Come scrivere (bene) un libro? 20 consigli di Umberto Eco


La piazza digitale per chi ama la cultura Libreriamo ha raccolto 20 consigli di Umberto Eco su come scrivere un libro. “Che ne pensate, se per una volta, fosse lui il vostro maestro di scrittura creativa? Sicuramente imparereste moltissimo, e il sogno di diventare grandi (o piccoli) scrittori non sarà più così lontano”, scrive Libreriamo. Umberto Eco, oltre all’attività di scrittore, ha tenuto per anni (dall’85 al ’98) una rubrica su l’Espresso, La bustina di Minerva, che divenne poi anche  un libro. Proprio da qui Libreriamo ha raccolto alcuni dei suoi preziosi, quanto ironici, consigli su come si scrive bene. 







1. Evita le allitterazioni, anche se allettano gli allocchi.

2. Non è che il congiuntivo va evitato, anzi, che lo si usa quando necessario.

3. Evita le frasi fatte: è minestra riscaldata.

4. Esprimiti siccome ti nutri.

5. Non usare sigle commerciali & abbreviazioni etc.

6. Ricorda (sempre) che la parentesi (anche quando pare indispensabile) interrompe il filo del discorso.

7. Stai attento a non fare… indigestione di puntini di sospensione.

8. Usa meno virgolette possibili: non è “fine”.

9. Non generalizzare mai.

10. Le parole straniere non fanno affatto bon ton.

11. Sii avaro di citazioni.
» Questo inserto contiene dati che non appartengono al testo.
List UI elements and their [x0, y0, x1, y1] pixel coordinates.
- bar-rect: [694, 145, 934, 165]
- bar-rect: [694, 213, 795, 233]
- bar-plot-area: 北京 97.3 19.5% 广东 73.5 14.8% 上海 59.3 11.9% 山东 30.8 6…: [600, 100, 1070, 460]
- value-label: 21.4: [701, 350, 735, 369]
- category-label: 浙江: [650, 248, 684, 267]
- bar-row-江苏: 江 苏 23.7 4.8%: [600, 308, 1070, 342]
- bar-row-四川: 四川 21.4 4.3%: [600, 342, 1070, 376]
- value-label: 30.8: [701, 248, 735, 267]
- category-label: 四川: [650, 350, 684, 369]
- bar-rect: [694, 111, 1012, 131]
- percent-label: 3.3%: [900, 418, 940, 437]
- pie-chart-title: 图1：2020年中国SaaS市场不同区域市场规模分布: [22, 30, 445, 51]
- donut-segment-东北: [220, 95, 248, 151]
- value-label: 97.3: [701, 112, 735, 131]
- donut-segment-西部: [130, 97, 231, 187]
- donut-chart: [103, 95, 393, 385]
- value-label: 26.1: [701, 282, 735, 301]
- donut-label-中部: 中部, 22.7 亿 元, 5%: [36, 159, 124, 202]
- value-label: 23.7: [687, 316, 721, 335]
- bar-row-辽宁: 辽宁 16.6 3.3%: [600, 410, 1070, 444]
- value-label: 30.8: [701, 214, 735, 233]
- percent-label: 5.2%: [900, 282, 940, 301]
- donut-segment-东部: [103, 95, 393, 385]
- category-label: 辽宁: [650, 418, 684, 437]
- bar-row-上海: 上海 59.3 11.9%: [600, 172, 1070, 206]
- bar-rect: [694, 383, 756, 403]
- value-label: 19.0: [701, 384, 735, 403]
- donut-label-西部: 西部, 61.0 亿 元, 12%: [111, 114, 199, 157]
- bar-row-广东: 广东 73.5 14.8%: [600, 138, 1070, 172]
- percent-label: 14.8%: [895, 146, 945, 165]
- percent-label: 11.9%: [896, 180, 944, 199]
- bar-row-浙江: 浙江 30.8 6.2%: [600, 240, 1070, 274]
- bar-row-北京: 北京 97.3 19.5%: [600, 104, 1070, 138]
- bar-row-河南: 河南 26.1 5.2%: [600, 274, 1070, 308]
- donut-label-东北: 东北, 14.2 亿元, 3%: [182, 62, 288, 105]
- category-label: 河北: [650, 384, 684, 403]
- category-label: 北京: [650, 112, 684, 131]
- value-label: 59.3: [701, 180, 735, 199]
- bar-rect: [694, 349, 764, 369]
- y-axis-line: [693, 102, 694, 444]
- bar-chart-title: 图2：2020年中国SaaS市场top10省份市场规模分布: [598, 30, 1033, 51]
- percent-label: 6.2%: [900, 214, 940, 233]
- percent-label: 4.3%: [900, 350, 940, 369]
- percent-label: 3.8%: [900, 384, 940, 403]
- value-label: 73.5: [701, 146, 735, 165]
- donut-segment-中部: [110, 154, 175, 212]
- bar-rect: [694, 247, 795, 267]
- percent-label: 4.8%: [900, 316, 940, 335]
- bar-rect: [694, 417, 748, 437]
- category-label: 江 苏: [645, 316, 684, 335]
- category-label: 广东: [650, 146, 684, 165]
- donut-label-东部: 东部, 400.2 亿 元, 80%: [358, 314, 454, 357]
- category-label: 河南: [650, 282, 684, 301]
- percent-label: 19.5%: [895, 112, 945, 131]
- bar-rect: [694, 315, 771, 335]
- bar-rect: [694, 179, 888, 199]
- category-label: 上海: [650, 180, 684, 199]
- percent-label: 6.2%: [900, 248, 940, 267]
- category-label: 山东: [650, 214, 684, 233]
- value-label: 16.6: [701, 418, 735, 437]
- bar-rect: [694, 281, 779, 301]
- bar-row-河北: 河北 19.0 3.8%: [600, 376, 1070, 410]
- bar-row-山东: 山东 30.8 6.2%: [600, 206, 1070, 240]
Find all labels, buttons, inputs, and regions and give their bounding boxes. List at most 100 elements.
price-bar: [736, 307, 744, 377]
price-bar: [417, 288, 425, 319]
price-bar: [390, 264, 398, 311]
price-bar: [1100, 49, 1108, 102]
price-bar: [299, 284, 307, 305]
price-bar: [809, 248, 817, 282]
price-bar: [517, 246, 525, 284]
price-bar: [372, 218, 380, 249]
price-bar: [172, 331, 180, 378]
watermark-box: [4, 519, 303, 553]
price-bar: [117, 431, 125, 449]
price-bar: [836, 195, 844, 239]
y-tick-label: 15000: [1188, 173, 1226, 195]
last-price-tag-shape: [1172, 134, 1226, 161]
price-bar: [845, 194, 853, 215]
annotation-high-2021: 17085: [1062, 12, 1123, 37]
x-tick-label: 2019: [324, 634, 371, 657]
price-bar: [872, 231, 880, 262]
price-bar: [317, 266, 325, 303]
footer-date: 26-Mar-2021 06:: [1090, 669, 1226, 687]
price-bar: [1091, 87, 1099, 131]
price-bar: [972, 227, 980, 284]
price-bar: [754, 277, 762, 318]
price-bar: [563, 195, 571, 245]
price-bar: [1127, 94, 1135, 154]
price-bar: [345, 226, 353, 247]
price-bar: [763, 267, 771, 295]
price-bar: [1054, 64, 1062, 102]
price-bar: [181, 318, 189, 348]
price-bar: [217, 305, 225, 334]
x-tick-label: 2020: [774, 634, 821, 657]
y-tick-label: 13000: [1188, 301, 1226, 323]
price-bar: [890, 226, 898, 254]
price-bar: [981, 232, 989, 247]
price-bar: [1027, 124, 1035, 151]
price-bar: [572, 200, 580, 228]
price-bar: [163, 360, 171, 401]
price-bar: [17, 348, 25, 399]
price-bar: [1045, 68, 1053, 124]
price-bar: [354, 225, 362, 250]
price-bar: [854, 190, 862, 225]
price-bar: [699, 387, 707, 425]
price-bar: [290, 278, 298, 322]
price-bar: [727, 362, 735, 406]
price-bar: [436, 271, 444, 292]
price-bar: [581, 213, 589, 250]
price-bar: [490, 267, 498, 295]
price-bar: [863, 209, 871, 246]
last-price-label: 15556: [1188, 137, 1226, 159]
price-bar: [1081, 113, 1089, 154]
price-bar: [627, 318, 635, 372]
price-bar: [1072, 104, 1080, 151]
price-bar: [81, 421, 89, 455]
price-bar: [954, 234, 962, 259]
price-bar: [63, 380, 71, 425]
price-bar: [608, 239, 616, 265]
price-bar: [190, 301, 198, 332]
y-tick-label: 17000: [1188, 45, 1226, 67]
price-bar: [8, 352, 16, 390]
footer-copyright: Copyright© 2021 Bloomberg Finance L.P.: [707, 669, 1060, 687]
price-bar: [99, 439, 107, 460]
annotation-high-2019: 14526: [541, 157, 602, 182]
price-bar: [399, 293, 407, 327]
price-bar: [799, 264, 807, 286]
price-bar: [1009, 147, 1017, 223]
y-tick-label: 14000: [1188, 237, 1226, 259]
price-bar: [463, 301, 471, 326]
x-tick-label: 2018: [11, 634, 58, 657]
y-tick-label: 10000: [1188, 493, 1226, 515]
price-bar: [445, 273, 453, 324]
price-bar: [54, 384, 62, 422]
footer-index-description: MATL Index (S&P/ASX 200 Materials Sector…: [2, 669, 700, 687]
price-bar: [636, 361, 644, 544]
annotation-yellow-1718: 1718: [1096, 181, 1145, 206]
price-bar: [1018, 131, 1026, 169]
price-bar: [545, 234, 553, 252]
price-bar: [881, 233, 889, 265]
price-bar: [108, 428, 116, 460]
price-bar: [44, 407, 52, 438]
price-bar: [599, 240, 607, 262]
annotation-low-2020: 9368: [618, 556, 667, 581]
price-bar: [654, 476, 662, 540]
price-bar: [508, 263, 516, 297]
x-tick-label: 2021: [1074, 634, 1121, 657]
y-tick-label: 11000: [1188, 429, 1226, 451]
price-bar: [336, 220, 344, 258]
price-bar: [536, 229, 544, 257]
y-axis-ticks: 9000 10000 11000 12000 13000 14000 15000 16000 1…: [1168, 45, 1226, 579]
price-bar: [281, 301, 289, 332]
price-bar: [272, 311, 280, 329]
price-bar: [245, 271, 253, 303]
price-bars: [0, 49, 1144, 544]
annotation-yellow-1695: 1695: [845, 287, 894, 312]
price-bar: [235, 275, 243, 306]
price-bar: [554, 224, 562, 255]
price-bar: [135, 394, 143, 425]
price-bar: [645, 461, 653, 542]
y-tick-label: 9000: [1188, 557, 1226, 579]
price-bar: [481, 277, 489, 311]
Diceva giustamente Emerson: “Odio le citazioni. Dimmi solo quello che sai tu.”.

12. I paragoni sono come le frasi fatte.

13. Non essere ridondante; non ripetere due volte la stessa cosa; ripetere è superfluo (per ridondanza s’intende la spiegazione inutile di qualcosa che il lettore ha già capito).

14. Solo gli stronzi usano parole volgari.

15. Sii sempre più o meno specifico.

16. L’iperbole è la più straordinaria delle tecniche espressive.

17. Non fare frasi di una sola parola. Eliminale.

18. Guardati dalle metafore troppo ardite: sono piume sulle scaglie di un serpente.

19. Metti, le virgole, al posto giusto.

20. Distingui tra la funzione del punto e virgola e quella dei due punti: anche se non è facile.